STATE COLLEGE, Pa. -- Down at halftime, Michigan State coach Tom Izzo threatened to really leave his listless team behind -- as in an extra night on the road in Happy Valley.
"I told them we were staying here New Year's," Izzo said. "Everything's closed down here. It would have been a good place to keep them."
Truth is, the Spartans were getting on their plane no matter the outcome, and it was only a matter of time before they got rolling against overmatched Penn State.
Gary Harris added 13 points and Travis Trice had 12 for the Spartans (12-1, 1-0) in the Big Ten opener for both teams. Dawson keyed a second-half charge to help the Spartans rally from a halftime deficit and win their fifth straight game.
"Our halftime wasn't a lot of fun," Izzo said. "What you always hope is that players respond."
Did they ever.
The Spartans were in total control in the second half, and hit 10 of 20 3-pointers overall to turn this one into a rout. They limited Penn State to 16 points on 5-of-20 shooting in the second half, a sure sign there's a still a huge gap between the programs.
"That's what their team has got to do now, it's got to grow," Izzo said.
Brandon Taylor had 18 points for the Nittany Lions (9-5, 0-1) and D.J. Newbill scored 17. Newbill had three 3s and 14 points in the first half to keep the upset bid alive. But a second-half shooting funk for the Nittany Lions cost them against the preseason conference favorite.
Penn State failed to have an assist in the second half and made only 2 of 9 3-point attempts.
"I think we let missing shots dictate our effort," coach Pat Chambers said. "It's unfortunate, because the team I envisioned played in the first half."
The Spartans needed Harris to drive the offense and squash Penn State's surprising seven-point halftime lead.
Harris, the preseason Big Ten player of the year, scored five quick points to open the second half and put the Spartans ahead. But he went to the bench with his third foul only 3 1/2 minutes into the half, leaving the Spartans without their second-leading scorer for a spell.
It didn't matter who was in the game for the Spartans, the Nittany Lions kept making 3s as if they were layups. Tim Frazier tied it at 52-all on Penn State's eighth 3 (on 14 attempts) -- a stout number after the team missed nine of 11 attempts in the last game against Mount St. Mary's.
Appling, though, sparked Michigan State's long-range game with consecutive 3s for a seven-point lead. Dawson got the job done inside, scoring eight straight points on three layups and two free throws, for a 68-55 lead, all but ending Penn State's upset hopes.
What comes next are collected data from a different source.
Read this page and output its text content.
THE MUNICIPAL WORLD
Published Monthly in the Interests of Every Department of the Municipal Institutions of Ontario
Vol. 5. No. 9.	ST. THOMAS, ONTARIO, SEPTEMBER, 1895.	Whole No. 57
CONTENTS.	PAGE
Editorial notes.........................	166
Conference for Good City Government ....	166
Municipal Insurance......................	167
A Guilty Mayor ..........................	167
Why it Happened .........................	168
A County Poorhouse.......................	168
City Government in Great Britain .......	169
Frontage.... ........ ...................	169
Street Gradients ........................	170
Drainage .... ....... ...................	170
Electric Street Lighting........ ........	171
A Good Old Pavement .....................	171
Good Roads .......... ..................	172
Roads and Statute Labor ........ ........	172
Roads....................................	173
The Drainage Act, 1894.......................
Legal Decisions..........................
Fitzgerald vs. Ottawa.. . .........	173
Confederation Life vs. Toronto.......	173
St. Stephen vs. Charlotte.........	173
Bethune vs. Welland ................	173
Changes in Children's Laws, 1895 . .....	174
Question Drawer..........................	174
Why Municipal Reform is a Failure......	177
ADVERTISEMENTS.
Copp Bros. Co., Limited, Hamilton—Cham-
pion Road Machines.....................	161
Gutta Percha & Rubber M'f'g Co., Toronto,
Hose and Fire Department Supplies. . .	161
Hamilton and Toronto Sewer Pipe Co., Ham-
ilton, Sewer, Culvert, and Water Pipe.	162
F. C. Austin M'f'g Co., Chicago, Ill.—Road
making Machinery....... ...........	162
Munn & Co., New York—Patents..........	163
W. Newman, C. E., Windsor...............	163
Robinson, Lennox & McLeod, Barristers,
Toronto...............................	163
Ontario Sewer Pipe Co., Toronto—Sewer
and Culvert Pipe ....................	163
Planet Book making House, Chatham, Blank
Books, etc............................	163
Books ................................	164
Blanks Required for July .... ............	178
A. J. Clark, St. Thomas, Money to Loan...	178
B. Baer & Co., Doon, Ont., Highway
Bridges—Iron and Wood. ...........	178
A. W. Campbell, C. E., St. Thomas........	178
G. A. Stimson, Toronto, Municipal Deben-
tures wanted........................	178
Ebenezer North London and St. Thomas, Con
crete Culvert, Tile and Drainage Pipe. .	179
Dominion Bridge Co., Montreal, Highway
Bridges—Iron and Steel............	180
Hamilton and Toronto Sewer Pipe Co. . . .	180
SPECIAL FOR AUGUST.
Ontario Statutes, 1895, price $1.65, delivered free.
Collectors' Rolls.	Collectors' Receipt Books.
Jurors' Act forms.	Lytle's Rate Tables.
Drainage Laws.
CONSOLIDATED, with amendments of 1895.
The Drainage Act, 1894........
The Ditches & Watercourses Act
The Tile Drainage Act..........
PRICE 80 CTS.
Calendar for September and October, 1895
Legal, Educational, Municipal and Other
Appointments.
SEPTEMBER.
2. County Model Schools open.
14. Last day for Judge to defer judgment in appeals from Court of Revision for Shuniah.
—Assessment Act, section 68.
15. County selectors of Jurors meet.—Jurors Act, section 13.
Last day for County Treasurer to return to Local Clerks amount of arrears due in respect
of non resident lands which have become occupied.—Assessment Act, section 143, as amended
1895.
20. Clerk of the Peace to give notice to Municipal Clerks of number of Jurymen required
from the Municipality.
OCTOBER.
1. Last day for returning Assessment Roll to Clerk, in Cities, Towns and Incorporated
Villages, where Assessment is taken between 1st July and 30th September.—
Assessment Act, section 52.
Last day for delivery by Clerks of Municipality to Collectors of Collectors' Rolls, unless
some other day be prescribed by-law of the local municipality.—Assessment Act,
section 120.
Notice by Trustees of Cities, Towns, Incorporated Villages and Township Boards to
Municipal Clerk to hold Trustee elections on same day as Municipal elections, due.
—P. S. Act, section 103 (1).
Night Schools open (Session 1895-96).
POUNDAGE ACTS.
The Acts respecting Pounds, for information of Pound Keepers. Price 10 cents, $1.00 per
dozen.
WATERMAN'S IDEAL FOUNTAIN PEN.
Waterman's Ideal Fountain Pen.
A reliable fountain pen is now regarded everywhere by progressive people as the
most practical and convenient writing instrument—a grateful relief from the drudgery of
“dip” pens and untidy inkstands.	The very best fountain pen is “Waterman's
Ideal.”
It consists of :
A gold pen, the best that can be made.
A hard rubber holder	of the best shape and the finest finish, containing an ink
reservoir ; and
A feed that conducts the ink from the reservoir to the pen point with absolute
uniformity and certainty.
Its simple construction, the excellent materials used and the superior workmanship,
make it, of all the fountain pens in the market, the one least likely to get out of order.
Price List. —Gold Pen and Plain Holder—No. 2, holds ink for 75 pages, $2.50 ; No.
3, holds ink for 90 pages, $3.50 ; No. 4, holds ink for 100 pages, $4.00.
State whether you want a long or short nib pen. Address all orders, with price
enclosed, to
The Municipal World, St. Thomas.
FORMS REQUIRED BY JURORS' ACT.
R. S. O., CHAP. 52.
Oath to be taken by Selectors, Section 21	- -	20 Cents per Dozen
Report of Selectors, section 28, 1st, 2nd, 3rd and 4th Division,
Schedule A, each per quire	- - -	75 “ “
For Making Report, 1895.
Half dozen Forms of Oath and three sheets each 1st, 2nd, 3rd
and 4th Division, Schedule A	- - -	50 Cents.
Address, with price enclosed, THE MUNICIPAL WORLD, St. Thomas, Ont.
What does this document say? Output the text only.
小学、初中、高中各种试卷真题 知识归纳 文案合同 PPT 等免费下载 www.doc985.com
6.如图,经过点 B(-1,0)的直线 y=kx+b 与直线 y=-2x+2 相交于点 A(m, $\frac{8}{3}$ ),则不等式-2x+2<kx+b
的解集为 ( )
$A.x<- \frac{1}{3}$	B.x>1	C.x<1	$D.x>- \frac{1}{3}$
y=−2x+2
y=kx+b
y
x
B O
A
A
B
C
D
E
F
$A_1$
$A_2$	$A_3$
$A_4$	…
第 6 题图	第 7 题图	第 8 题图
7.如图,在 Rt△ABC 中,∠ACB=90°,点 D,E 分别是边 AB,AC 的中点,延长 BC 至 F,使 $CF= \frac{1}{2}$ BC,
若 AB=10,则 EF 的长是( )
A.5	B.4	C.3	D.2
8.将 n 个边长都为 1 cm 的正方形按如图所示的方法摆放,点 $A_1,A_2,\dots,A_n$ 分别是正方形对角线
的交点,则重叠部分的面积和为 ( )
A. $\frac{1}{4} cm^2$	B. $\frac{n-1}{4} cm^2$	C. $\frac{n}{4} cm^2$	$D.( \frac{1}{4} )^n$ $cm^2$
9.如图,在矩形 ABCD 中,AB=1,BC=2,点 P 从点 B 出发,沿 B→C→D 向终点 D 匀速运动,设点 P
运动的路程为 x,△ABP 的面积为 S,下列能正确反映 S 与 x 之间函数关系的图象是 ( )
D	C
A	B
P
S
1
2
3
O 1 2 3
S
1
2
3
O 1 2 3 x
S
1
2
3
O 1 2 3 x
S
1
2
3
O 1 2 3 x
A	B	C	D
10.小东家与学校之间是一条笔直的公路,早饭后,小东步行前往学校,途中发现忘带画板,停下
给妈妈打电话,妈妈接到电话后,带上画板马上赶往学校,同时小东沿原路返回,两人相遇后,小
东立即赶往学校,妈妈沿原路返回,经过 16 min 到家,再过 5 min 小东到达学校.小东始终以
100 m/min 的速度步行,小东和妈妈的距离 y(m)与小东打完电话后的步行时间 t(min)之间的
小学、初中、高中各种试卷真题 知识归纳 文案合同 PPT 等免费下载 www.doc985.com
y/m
The Nittany Lions went cold from outside, and Michigan State used 3s and second-chance points off a whopping rebounding edge (45-26).
"We all rallied together as a team," Dawson said.
Izzo tied Indiana's Branch McCracken for fifth place on the Big Ten career wins list with 210.
Penn State had its best non-conference record in five seasons and played for 20 minutes like a team capable of kicking off conference play with a shocker.
"We know we're a good team," Newbill said. "We've got to become a great team."
The Nittany Lions sure were great in the first half, making their 36-percent 3-point shooting number worthless, hitting one after another to race to a 12-point lead.
Newbill made a 3, then followed with a four-point play on the next possession for a 17-9 lead. Taylor hit consecutive 3s for a 25-14 lead that had a small, yet wildly enthusiastic, crowd on their feet.
Michigan State appeared to establish its dominance with a 12-0 run to take the lead until Penn State got hot again from 3-point range. Donovan Jack hit PSU's sixth 3 of the half for a 32-29 lead and Newbill's third 3 of the half helped the Nittany Lions take a 47-40 lead.
The Nittany Lions connected on seven of 12 3-pointers in the half.
"They jumped on us," Trice said. "They had a game plan how they wanted to defend us and they executed."
Both programs had bigger concerns than the Big Ten opener: No. 4 Michigan State was in Pasadena, Calif., prepping for No. 5 Stanford in the Rose Bowl and the Nittany Lions are in limbo as Bill O'Brien decides if he wants to stay loyal to his team or bolt for the NFL.